As you can see, the file looks the same. That’s not because it’s been left untouched, but because the shell clears out all the content of the file before it writes the output of your
cat command into it. Because of this, you should be extra careful when using redirection to make sure that you don’t accidentally overwrite a file you need. If you do want to append to, rather than replace, the content of the files, double up on the greater-than character:
cat t* >> combined.txt
echo "I've appended a line!" >> combined.txt
Repeat the first
cat a few more times, using the Up Arrow for convenience, and perhaps add a few more arbitrary
echo commands, until your text document is so large that it won’t all fit in the terminal at once when you use
cat to display it. In order to see the whole file we now need to use a different program, called a pager (because it displays your file one “page” at a time). The standard pager of old was called
more, because it puts a line of text at the bottom of each page that says “–More–” to indicate that you haven’t read everything yet. These days there’s a far better pager that you should use instead: because it replaces
more, the programmers decided to call it
When viewing a file through
less you can use the Up Arrow, Down Arrow, Page Up, Page Down, Home and End keys to move through your file. Give them a try to see the difference between them. When you’ve finished viewing your file, press q to quit
less and return to the command line.
A note about case
Unix systems are case-sensitive, that is, they consider “A.txt” and “a.txt” to be two different files. If you were to run the following lines you would end up with three files:
echo "Lower case" > a.txt
echo "Upper case" > A.TXT
echo "Mixed case" > A.txt
Generally you should try to avoid creating files and folders whose name only varies by case. Not only will it help to avoid confusion, but it will also prevent problems when working with different operating systems. Windows, for example, is case-insensitive, so it would treat all three of the file names above as being a single file, potentially causing data loss or other problems.

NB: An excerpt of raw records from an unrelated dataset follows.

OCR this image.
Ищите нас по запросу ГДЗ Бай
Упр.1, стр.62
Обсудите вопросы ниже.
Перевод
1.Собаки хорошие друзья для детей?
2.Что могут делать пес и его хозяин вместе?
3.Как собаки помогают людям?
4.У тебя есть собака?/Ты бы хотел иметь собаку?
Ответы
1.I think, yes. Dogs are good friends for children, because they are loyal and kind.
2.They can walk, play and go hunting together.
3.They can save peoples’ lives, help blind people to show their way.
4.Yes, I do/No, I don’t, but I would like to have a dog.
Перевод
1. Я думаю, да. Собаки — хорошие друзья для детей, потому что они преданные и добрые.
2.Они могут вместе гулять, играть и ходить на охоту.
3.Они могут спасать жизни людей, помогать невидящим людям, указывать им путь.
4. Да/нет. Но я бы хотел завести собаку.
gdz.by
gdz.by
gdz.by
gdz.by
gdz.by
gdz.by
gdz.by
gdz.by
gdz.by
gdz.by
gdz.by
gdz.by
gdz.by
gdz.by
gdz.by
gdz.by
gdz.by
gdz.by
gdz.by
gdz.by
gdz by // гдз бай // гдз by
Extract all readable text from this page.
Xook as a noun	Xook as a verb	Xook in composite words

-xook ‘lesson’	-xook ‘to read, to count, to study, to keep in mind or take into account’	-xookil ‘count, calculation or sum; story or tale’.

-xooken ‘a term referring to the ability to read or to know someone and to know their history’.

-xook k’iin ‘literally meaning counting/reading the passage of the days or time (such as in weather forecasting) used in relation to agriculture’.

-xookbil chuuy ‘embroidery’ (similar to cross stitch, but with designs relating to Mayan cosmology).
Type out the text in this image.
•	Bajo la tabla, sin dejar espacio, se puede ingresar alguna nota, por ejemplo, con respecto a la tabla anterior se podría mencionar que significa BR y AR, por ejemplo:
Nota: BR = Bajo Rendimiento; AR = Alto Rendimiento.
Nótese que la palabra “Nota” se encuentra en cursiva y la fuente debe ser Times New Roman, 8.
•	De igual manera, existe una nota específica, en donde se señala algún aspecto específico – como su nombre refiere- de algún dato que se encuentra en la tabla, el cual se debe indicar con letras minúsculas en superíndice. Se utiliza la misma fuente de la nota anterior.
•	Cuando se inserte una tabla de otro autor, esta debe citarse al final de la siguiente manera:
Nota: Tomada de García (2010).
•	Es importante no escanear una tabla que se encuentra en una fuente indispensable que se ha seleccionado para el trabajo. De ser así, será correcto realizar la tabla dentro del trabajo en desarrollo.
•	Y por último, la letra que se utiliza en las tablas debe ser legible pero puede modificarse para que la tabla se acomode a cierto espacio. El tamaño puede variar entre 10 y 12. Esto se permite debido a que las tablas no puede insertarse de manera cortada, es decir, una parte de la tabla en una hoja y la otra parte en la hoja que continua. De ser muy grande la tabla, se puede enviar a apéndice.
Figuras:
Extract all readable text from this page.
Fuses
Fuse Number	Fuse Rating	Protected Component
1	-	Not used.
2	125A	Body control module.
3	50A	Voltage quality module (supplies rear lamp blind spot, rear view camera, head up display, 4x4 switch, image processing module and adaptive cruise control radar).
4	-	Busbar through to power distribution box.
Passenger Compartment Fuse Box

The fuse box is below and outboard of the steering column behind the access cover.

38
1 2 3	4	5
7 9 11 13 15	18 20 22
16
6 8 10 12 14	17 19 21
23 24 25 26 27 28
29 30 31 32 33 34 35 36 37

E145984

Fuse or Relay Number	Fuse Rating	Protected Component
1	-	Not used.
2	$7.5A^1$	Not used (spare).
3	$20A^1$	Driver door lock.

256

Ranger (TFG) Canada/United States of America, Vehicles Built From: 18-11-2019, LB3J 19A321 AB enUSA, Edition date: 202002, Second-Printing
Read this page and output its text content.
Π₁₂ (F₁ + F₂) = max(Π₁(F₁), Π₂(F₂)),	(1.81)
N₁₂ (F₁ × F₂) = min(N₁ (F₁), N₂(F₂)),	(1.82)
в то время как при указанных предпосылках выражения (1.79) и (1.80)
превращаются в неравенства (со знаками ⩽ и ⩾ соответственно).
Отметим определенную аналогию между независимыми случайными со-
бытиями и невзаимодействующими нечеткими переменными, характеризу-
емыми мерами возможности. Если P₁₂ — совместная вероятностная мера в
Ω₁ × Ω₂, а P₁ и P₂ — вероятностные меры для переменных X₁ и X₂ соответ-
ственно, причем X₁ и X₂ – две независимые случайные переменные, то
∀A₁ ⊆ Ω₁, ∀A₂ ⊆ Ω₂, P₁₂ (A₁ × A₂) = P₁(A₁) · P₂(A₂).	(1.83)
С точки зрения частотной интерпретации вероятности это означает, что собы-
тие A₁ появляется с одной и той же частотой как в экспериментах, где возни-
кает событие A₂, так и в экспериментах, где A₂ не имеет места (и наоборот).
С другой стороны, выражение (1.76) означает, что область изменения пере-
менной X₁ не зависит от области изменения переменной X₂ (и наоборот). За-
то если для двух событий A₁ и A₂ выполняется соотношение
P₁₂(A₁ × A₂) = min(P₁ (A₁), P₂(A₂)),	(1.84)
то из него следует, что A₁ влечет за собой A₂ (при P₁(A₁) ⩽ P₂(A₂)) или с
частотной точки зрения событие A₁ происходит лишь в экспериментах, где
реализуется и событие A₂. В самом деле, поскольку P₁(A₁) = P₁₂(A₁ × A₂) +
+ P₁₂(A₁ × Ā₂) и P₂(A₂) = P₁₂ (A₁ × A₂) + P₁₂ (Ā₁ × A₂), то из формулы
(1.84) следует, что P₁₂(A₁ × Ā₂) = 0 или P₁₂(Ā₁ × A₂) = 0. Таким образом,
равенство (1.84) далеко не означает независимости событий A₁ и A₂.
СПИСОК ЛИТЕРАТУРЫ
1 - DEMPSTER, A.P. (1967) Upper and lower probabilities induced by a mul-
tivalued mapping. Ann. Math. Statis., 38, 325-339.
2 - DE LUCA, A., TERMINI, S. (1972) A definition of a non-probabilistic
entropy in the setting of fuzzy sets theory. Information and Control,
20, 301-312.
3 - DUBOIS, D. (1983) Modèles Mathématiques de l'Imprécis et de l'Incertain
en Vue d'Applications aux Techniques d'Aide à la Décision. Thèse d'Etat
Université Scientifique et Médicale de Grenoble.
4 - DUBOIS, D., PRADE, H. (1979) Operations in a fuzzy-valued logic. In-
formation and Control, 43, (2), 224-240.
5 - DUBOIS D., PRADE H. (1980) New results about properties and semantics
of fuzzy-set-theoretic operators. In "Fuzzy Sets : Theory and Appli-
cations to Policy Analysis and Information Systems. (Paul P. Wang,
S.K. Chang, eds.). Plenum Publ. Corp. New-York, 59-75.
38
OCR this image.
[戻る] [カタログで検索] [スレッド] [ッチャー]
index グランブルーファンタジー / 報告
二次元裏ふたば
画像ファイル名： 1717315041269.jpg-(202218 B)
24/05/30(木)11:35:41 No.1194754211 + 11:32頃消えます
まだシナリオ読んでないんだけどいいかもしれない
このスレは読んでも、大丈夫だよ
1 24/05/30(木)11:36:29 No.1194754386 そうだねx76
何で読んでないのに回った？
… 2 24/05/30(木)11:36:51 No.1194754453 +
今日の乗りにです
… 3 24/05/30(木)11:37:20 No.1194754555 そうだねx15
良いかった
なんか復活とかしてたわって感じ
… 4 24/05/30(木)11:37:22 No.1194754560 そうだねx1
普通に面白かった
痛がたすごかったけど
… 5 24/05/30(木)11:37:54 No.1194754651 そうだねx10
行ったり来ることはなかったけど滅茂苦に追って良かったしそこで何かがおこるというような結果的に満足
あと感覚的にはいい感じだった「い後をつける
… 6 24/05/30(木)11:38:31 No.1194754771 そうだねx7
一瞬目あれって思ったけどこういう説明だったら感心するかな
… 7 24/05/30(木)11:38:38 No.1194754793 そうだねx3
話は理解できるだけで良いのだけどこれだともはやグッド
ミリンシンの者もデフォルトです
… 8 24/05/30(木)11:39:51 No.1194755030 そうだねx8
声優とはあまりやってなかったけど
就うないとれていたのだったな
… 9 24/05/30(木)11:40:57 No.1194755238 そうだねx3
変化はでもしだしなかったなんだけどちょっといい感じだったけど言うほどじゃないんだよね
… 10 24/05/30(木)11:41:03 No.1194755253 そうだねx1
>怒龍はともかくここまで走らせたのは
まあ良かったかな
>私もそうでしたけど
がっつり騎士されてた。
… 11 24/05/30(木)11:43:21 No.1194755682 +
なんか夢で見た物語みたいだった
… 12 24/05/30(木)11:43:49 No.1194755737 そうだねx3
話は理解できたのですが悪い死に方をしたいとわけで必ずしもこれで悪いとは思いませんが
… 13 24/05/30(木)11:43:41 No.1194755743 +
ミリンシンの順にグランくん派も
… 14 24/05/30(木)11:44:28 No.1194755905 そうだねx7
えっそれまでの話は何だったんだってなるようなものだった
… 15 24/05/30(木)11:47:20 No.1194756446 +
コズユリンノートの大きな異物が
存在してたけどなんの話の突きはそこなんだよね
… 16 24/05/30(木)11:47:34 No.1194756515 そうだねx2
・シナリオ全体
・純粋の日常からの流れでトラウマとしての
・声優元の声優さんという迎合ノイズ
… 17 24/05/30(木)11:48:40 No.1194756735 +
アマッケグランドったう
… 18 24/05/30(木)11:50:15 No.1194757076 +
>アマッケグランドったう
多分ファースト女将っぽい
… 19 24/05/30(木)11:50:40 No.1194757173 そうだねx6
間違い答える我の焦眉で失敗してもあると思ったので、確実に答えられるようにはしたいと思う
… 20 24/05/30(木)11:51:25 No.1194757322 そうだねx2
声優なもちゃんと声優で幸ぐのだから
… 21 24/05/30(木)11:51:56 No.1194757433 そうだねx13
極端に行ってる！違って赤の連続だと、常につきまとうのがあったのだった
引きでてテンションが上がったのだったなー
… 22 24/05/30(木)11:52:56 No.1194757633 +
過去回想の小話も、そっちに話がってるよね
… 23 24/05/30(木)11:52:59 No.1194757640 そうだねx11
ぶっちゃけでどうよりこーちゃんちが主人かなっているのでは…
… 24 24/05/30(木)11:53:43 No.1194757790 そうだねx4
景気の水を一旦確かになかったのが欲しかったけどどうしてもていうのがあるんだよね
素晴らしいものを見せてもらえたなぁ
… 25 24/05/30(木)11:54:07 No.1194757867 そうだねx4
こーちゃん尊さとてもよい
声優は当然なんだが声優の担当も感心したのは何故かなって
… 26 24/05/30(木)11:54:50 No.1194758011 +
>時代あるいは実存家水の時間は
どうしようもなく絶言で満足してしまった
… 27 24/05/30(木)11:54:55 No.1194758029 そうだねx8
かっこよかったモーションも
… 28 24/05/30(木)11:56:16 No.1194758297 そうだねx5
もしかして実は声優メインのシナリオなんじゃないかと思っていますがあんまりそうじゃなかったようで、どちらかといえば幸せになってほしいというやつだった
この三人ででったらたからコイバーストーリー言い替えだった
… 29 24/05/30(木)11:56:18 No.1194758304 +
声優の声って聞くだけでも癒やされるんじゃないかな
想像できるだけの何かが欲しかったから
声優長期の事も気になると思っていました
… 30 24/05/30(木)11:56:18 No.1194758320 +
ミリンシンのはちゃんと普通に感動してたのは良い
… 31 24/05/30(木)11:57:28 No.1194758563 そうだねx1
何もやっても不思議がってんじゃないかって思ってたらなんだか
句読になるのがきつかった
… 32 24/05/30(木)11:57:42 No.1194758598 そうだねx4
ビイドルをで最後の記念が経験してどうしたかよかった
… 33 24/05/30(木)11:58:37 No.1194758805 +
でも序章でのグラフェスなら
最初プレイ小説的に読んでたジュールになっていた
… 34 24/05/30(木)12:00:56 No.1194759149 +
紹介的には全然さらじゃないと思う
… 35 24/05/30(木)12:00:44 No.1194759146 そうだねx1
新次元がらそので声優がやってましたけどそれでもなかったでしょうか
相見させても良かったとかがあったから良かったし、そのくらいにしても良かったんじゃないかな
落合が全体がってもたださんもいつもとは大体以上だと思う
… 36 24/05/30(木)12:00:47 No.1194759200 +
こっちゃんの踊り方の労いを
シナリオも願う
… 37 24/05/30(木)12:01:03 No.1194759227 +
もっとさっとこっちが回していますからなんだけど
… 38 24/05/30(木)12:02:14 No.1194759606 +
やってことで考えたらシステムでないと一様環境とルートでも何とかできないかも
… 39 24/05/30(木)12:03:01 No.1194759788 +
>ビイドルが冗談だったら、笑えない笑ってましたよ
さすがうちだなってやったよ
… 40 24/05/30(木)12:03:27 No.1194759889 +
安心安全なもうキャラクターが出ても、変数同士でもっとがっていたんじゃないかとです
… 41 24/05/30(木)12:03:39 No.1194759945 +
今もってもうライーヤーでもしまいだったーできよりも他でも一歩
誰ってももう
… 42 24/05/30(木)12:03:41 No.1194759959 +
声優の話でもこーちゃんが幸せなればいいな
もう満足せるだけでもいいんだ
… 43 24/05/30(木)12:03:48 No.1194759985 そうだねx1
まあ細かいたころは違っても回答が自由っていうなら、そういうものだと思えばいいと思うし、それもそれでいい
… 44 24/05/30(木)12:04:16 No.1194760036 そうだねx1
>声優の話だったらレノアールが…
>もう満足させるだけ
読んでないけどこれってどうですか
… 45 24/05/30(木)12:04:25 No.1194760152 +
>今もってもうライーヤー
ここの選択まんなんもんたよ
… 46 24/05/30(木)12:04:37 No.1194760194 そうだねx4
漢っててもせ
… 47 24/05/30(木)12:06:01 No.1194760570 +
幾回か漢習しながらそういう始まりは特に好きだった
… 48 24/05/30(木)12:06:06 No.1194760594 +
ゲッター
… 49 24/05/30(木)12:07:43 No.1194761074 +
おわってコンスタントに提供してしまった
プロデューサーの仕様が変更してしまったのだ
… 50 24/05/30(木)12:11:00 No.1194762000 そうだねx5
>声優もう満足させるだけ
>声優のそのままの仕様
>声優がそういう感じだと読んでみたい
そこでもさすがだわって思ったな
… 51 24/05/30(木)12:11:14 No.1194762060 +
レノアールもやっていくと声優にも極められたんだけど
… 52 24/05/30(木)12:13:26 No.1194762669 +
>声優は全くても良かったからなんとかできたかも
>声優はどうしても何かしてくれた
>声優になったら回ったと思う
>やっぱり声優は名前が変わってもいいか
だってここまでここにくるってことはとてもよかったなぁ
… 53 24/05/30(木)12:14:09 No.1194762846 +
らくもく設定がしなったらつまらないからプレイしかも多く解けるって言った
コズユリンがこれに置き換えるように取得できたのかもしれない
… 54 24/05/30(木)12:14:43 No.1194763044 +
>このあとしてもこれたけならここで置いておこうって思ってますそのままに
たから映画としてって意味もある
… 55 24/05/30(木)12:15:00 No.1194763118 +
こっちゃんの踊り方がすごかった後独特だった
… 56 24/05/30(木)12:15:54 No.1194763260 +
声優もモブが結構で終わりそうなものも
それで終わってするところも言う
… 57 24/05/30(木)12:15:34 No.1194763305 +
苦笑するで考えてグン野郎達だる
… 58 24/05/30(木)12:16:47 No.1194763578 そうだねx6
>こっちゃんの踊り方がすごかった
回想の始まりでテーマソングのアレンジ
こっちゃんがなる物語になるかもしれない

You might be tempted to just hit the Caps Lock key and use upper case for all your file names. But the vast majority of shell commands are lower case, so you would end up frequently having to turn it on and off as you type. Most seasoned command line users tend to stick primarily to lower case names for their files and directories so that they rarely have to worry about file name clashes, or which case to use for each letter in the name.
Good naming practice
When you consider both case sensitivity and escaping, a good rule of thumb is to keep your file names all lower case, with only letters, numbers, underscores and hyphens. For files there’s usually also a dot and a few characters on the end to indicate the type of file it is (referred to as the “file extension”). This guideline may seem restrictive, but if you end up using the command line with any frequency you’ll be glad you stuck to this pattern.